I managed to last a whole week at home after coming out of hospital. It still amazes me that it worked at all, actually. The way my mum and dad just fell into my pocket. Maybe it was because they were making a deal. They so badly wanted to get the cuffs on Billie they must have felt I owed it to them to tell the truth for dropping the charges. Yes, Mum and Dad – I’ll go to school. Yes, I’ll get on with the homework. Yes, I’ll never run away and live in a tent again, not even the two-man tent you don’t know about, hidden in the garage. Promise.
You’d have thought even a half-wit would have realized that at least a part of that was bound to be not true, if not all. But no. They swallowed the lot.
I had another day off at home, which was crazy because I was fine really. I spent the time usefully though, smuggling out the two-man tent to a top-secret location. I was going up the wall by the evening, so they let me get back to school on Friday. Of course I didn’t stay there. It took some planning, mind.

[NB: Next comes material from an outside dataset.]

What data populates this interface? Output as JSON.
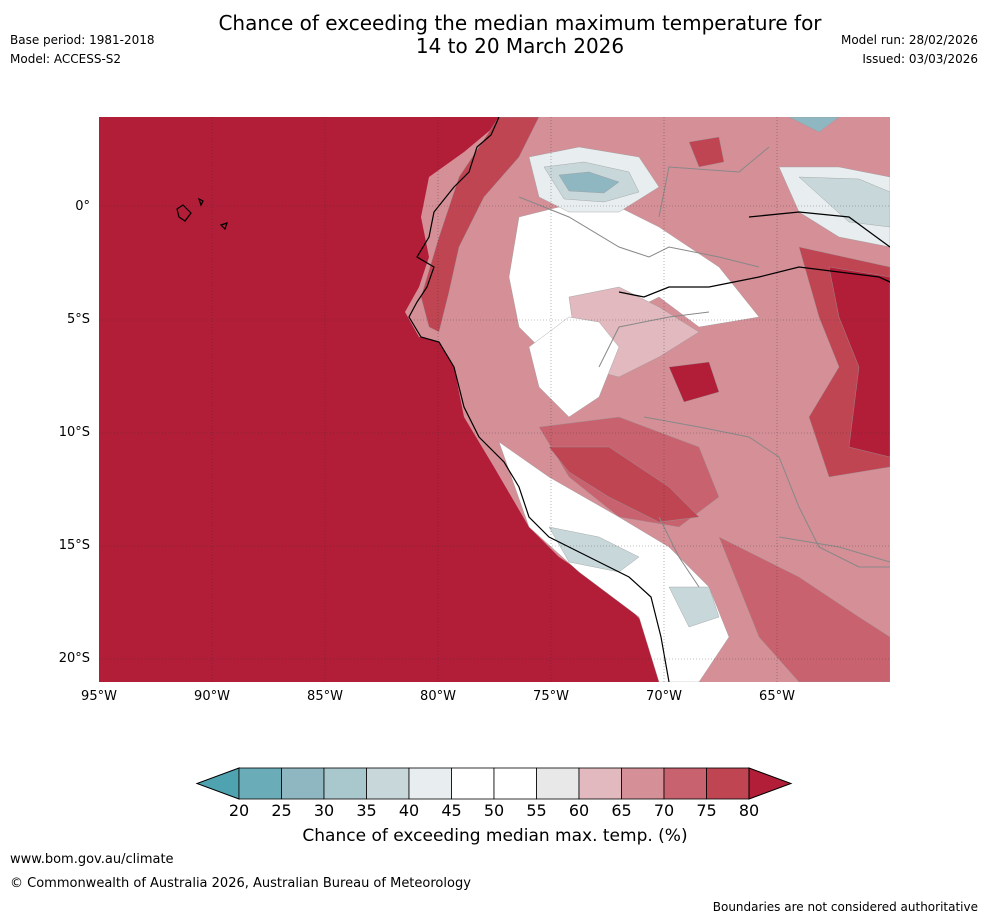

I went to school for registration, creating the illusion of attendance. Then I left before lessons and went down the Brant to give Jim and Hannah the glad news about Billie, where I was greeted like a hero. Much better than school, thanks. I followed up on Monday morning by ringing the school, as my dad, saying how poor Chris had gone back to hospital for more tests. The receptionist was very sweet about it – wished poor Chris luck and said how much they were all missing him and hoped to see him soon.
Yeah, right.
It lasted till Wednesday. Jim had tipped me off that the school had cottoned on, and I knew Mum and Dad had been told as soon as I got home after my last day. They were waiting for me, both of ’em at the kitchen table. I peered in through the window. You could tell from their faces. They were disappointed. They were angry. They were … out of their depth.
Dad caught sight of me peering in, and if I hadn’t have known I soon would have done by the way he reacted.

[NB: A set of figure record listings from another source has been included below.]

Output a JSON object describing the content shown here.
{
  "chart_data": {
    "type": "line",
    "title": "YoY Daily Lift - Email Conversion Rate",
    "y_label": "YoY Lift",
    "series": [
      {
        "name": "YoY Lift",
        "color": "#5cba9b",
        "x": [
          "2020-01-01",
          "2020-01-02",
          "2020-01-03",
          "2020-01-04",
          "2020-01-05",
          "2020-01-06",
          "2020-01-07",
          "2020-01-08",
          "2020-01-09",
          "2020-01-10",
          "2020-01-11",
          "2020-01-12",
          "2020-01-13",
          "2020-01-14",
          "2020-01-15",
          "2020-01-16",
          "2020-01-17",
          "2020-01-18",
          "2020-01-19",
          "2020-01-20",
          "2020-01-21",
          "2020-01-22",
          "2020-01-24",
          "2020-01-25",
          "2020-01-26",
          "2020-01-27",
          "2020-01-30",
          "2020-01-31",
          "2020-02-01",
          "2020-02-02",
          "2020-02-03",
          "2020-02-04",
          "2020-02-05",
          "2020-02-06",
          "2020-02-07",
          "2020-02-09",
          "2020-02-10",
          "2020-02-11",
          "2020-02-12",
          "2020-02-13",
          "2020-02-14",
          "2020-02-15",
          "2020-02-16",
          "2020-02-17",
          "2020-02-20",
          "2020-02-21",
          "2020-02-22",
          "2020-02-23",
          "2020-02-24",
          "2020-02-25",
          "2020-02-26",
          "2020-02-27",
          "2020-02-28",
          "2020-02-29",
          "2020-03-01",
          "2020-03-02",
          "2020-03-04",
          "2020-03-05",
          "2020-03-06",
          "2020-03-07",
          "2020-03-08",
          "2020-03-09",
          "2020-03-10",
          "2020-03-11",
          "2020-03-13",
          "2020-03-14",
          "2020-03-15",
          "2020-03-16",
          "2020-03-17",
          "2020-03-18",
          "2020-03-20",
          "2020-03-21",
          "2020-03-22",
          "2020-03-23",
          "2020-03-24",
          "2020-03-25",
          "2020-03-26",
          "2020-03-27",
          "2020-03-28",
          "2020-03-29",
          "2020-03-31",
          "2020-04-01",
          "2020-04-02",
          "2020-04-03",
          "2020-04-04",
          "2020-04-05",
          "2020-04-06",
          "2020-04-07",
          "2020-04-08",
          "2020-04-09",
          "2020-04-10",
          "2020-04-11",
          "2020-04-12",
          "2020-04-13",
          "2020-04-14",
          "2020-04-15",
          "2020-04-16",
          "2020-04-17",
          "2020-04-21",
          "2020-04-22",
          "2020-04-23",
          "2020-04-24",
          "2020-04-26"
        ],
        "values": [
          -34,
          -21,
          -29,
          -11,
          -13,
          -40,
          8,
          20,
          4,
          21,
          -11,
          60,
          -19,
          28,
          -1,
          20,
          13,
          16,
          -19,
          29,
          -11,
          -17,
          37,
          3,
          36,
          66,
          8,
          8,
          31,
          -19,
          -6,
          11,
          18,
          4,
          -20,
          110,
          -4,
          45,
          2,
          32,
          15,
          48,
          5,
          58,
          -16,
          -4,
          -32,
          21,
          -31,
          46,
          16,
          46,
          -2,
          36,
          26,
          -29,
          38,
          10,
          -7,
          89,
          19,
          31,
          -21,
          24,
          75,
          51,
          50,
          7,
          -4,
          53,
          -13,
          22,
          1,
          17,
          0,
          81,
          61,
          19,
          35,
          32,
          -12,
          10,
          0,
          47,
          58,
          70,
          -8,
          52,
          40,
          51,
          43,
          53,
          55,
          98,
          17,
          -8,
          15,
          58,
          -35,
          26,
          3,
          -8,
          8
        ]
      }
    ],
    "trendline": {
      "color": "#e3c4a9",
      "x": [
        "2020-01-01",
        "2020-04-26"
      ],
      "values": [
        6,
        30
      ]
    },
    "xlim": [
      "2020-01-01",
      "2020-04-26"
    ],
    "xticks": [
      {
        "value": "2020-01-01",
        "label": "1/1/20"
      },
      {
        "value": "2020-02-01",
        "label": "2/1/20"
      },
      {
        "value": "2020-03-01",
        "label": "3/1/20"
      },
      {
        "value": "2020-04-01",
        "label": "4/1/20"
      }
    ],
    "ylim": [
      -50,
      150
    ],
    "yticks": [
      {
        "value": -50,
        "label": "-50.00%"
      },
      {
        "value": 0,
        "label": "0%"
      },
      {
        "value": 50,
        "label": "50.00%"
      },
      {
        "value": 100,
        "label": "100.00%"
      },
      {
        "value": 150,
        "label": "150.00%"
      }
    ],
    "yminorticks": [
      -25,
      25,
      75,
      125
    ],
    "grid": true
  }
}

‘There he is now!’ he yelled. They both jumped up and ran out of the back door, Dad shouting and yelling at me, Mum shouting and yelling at Dad. Me? I was on my bike. Literally. They’d both been so pleased when I started cycling to school. They should have known better. I simply turned the bike round and swooshed off. They rushed into the street behind me as I sailed away like an eagle towards the main road.
‘That’s why he was riding the bike – he’s been planning this all along!’ my dad yelled.
‘Don’t be ridiculous,’ hissed my mother – who, despite all the evidence, refused to believe just how cunning I was prepared to be.
Once I was sure I was safe, I stopped and turned round to look. They were standing in the road, the losers, watching their only hope of passing on their ridiculous genes to another generation disappear beyond their eyes.
‘Ah am prepared to follow you to the ends of time,’ I called back, in a heavy cod-American accent. ‘In ma efforts to ensure that you and your progeny do not continue to pollute God’s good earth.’
They just stood there and stared. Then I lifted my foot off the ground and wheeled off into the sunset.